Figure 6.

Deletion of POM152 suppresses the ndc1-1 SPB duplication defect in the first cell cycle. (A) ndc1-1 or ndc1-1, pom152 null double mutant strains [HC5-31c and HC5-31c(1166), respectively; Table I] containing pURA3-NDC1 (pALR10-NDC1, see Materials and Methods) or lacking pURA3-NDC1 were transformed with either pRS315 (pLEU2) or pPM1-HA (pLEU2-POM152) and were streaked to a 15°C Leu⁻ plate. All strains containing pURA3-NDC1 were able to grow at the nonpermissive temperature. The ndc1-1 strain lacking pURA3-NDC1 failed to grow. However, the ndc1-1, pom152 null double mutant strain grew at 15°C when it contained the pLEU2 vector (*).
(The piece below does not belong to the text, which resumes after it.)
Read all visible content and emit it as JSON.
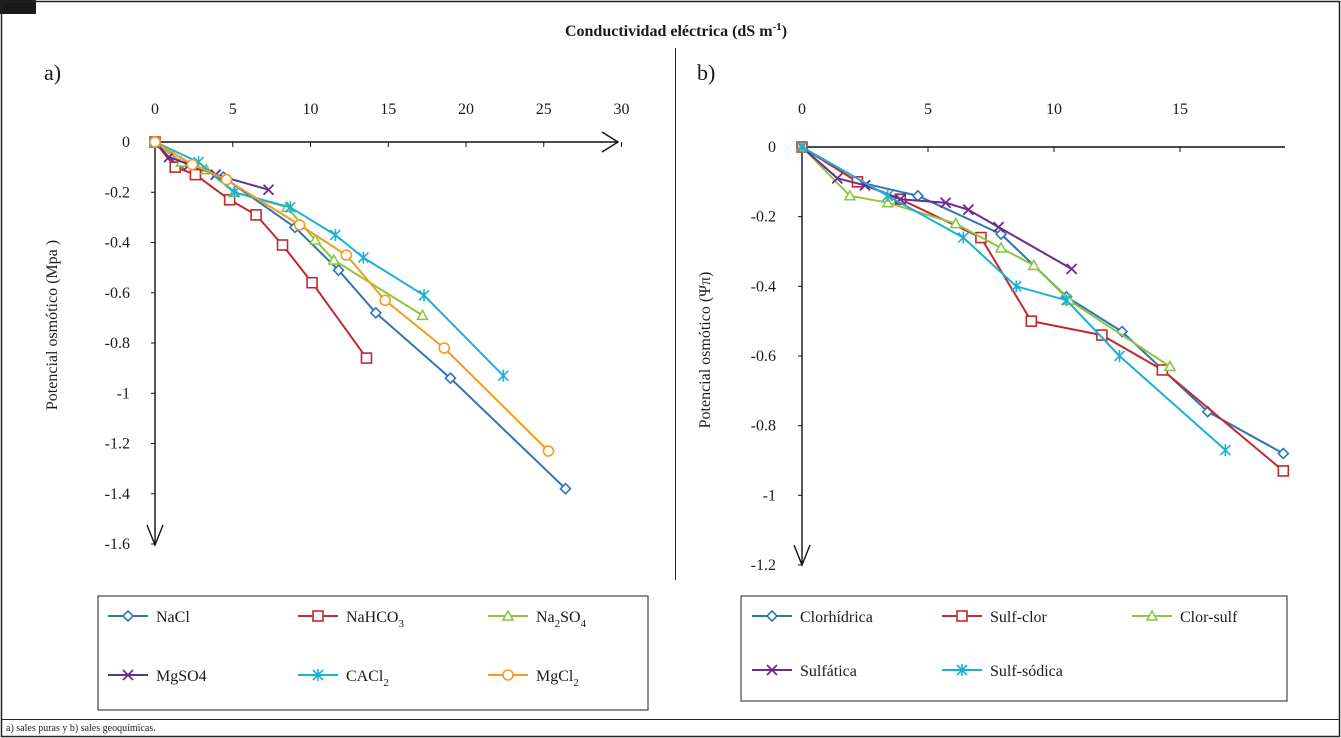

When a plasmid-borne copy of POM152 (pLEU2-POM152) was reintroduced, the double mutant strain exhibited the ndc1-1 cold-sensitive phenotype (**). (B) DNA content of wild-type (WT), ndc1-1, and ndc1-1, pom152 null double mutant (ndc1-1, pom152Δ) strains [HC14-10c, HC5-31c, and HC5-31c(1166), respectively; Table I]. Asynchronous cultures (0:00, dashed lines) were arrested in G1 (1c DNA content; G2 and M cells have 2c DNA content) by treatment with alpha-factor at the permissive temperature (0:00, bold line) (see Materials and Methods). Cells were released from this arrest into media at the nonpermissive temperature for ndc1-1 for 19.5 h (19:30).